Le pouvoir de tirer des conséquences des prémisses est de toutes nos
facultés celle à la pleine possession de laquelle nous atteignons en
dernier lieu, car c'est moins un don naturel qu'un art long et difficile.
L'histoire du raisonnement fournirait le sujet d'un grand ouvrage. Au moyen
âge, les scolastiques, suivant l'exemple des Romains, firent de la logique,
après la, grammaire, le premier sujet des études d'un enfant, comme étant
très-facile. Elle l'était de la façon qu'ils la comprenaient. Le principe
fondamental était, selon eux, que toute connaissance a pour base l'autorité
ou la raison. Mais tout ce qui est déduit par la raison repose en fin de
compte sur des prémisses émanant de l'autorité. Par conséquent, dès qu'un
jeune homme était rompu aux procédés du syllogisme, son arsenal
intellectuel passait pour complet.
Roger Bacon, ce remarquable génie qui, au milieu du XIIIe siècle, eut
presque l'esprit scientifique, n'apercevait dans la conception scolastique
du raisonnement qu'un obstacle à la vérité. Il voyait que seule
l'expérience apprend quelque chose. Pour nous, c'est là une proposition qui
semble facilement intelligible, parce que les générations passées nous ont
légué une notion exacte de l'expérience. [554] A Bacon, elle paraissait
aussi parfaitement claire, parce que ses difficultés ne s'étaient pas
encore dévoilées. De tous les genres d'expériences, le meilleur, pensait-
il, était une intuition, une lumière intime qui apprend sur la nature bien
des choses que les sens ne pourraient jamais découvrir : par exemple, la
transmutation des espèces.
Quatre siècles plus tard, l'autre Bacon, le plus célèbre, dans le
premier livre du Novum Organum, donnait sa définition si claire de
l'expérience, comme d'un procédé qui doit rester ouvert à la vérification
et au contrôle. Toutefois, si supérieure aux idées plus anciennes que soit
la définition de lord Bacon, le lecteur moderne, qui ne s'extasie pas
devant sa hautaine éloquence, est surtout frappé de l'insuffisance de ses
vues sur la méthode scientifique. Il suffirait de faire quelques grosses
expériences, d'en résumer les résultats suivant certaines formes
déterminées, de les effectuer selon la règle en écartant tout ce qui est
prouvé faux et acceptant l'hypothèse qui subsiste seule après cela ; de
cette façon, la science de la nature serait complète au bout de peu
d'années. Quelle doctrine ! « Il a écrit sur la science en grand
chancelier, » a-t-on dit. Cette remarque est vraie.

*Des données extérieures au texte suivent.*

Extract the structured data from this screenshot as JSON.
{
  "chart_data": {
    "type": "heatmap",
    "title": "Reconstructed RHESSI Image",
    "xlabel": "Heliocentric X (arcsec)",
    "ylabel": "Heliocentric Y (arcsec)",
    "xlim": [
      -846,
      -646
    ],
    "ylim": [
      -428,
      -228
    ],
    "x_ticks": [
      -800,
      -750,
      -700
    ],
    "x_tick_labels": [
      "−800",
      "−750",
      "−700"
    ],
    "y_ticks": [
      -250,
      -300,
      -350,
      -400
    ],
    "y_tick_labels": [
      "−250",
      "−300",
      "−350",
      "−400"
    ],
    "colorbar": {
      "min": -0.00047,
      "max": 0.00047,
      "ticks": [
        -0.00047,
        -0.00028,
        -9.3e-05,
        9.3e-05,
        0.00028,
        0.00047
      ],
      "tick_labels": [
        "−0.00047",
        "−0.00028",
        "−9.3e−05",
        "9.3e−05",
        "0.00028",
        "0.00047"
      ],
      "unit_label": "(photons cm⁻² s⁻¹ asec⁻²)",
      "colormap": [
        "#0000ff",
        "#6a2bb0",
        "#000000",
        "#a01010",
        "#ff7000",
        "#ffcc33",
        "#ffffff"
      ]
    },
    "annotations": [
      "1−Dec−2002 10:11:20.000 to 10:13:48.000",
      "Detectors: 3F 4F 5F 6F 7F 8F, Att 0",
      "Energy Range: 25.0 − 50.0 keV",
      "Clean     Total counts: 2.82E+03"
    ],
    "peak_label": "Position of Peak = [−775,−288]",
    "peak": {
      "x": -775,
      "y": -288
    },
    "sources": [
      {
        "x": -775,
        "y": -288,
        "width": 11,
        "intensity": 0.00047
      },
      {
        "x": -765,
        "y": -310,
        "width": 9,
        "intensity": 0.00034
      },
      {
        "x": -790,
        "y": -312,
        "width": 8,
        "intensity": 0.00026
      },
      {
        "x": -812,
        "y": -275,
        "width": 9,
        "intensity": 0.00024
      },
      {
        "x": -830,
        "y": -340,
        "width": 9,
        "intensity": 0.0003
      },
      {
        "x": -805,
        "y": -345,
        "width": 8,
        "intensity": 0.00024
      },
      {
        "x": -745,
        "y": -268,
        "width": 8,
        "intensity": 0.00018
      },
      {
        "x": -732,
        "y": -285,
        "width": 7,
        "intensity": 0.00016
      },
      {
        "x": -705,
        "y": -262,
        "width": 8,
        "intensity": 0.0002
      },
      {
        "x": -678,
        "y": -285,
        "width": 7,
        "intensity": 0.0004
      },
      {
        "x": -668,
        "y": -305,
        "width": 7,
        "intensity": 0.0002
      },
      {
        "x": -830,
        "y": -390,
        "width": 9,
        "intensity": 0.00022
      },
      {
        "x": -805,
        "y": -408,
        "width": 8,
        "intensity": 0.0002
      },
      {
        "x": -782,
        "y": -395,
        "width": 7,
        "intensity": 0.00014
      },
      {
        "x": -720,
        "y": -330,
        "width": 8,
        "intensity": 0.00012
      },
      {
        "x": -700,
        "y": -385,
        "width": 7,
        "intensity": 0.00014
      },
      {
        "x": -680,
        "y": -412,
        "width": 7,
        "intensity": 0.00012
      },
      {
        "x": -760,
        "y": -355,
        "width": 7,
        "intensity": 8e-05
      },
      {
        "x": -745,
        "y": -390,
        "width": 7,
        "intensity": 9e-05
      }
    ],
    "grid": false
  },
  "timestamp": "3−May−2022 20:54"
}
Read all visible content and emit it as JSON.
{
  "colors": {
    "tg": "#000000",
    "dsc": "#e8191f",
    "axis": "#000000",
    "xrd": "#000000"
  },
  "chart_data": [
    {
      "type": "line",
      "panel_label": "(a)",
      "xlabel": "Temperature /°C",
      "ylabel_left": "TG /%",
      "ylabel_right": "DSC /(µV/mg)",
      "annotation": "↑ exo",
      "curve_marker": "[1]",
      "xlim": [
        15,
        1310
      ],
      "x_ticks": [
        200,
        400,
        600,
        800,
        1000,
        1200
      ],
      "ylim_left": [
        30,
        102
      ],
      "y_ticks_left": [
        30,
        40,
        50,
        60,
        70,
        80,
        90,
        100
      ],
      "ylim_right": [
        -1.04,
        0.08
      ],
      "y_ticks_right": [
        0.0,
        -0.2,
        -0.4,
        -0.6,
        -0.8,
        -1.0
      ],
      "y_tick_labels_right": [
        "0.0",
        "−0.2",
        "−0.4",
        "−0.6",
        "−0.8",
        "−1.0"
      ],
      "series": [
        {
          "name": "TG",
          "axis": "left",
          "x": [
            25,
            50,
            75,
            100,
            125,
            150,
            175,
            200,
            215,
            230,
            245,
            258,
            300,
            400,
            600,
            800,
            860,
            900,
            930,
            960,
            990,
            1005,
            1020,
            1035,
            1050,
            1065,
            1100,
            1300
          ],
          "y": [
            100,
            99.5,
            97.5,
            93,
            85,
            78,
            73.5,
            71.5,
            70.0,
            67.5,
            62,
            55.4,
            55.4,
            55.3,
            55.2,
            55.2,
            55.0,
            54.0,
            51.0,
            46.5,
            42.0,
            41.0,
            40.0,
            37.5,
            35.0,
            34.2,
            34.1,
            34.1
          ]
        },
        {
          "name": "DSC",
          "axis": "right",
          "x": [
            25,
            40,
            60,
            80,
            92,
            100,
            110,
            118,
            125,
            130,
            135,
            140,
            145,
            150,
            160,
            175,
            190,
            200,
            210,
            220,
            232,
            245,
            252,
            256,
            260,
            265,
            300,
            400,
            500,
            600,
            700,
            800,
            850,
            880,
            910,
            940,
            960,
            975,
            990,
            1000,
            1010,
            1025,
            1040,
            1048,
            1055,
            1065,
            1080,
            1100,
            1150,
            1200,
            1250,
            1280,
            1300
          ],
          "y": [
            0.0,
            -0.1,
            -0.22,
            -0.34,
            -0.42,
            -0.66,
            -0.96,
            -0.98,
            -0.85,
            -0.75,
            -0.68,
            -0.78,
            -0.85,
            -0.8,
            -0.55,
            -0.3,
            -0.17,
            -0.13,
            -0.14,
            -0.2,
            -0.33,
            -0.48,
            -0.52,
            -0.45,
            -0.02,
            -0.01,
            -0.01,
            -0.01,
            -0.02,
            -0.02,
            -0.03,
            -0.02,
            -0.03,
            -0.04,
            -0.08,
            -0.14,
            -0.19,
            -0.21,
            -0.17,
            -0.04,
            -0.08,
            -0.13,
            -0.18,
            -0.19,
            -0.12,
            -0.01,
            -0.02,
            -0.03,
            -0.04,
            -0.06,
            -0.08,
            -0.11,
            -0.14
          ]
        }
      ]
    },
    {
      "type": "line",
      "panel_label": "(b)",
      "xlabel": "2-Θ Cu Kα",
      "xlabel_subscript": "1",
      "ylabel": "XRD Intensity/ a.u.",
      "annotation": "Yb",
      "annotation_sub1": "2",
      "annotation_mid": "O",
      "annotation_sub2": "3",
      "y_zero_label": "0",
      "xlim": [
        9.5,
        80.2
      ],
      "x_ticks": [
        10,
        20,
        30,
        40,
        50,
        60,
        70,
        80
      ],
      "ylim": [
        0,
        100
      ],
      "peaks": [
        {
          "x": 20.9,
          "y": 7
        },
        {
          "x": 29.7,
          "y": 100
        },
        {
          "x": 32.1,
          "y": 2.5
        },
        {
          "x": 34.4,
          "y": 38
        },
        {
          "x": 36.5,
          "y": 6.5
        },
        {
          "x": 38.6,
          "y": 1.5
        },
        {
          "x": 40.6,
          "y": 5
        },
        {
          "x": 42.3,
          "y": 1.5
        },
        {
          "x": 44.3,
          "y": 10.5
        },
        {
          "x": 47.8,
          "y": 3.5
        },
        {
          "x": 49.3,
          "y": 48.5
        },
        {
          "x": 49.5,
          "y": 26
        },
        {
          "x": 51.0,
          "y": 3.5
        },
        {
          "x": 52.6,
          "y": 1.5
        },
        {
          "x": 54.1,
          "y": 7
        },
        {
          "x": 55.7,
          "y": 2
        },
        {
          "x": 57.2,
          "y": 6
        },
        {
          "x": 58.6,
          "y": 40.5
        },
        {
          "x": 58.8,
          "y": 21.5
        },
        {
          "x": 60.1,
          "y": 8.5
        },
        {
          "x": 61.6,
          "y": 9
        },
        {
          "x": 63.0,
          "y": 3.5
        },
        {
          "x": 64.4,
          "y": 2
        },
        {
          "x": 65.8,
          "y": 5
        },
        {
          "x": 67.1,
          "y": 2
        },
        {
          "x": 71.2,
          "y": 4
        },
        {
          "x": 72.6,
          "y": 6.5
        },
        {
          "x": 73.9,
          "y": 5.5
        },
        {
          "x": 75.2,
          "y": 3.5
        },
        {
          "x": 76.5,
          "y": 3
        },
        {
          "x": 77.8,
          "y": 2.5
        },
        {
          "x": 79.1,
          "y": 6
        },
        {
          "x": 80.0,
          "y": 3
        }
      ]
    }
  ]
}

Les premiers savants, Kopernik, Tycho-Brahé, Képler, Galilée et
Gilbert, eurent des méthodes plus semblables à celles des modernes. Képler
entreprit de tracer la courbe des positions de Mars[1]. Le plus grand
service qu'il ait rendu à la science a été de prémunir l'esprit humain de
cette idée : que c'était ainsi qu'il fallait agir si l'on voulait faire
avancer l'astronomie ; qu'on ne devait pas se contenter de rechercher si
tel système d'épicycles était meilleur que tel autre, mais qu'il fallait
s'appuyer sur des chiffres et trouver ce que la courbe cherchée était en
réalité. Il y parvint en déployant une énergie et un courage incomparables,
s'attardant longuement, et d'une manière, pour nous, inconcevable,
d'hypothèses en hypothèses irrationnelles, jusqu'à ce qu'après en avoir
épuisé vingt et une, et simplement parce qu'il était à bout d'invention, il
tomba sur l'orbite qu'un esprit bien pourvu des armes de la logique moderne
aurait essayé presque tout d'abord.
C'est ainsi que tout ouvrage scientifique assez important pour vivre
dans la mémoire de quelques générations témoigne de ce qu'il y avait de
défectueux dans l'art de raisonner, à l'époque où il fut écrit, et chaque
pas en avant fait dans la science a été un enseignement dans la logique.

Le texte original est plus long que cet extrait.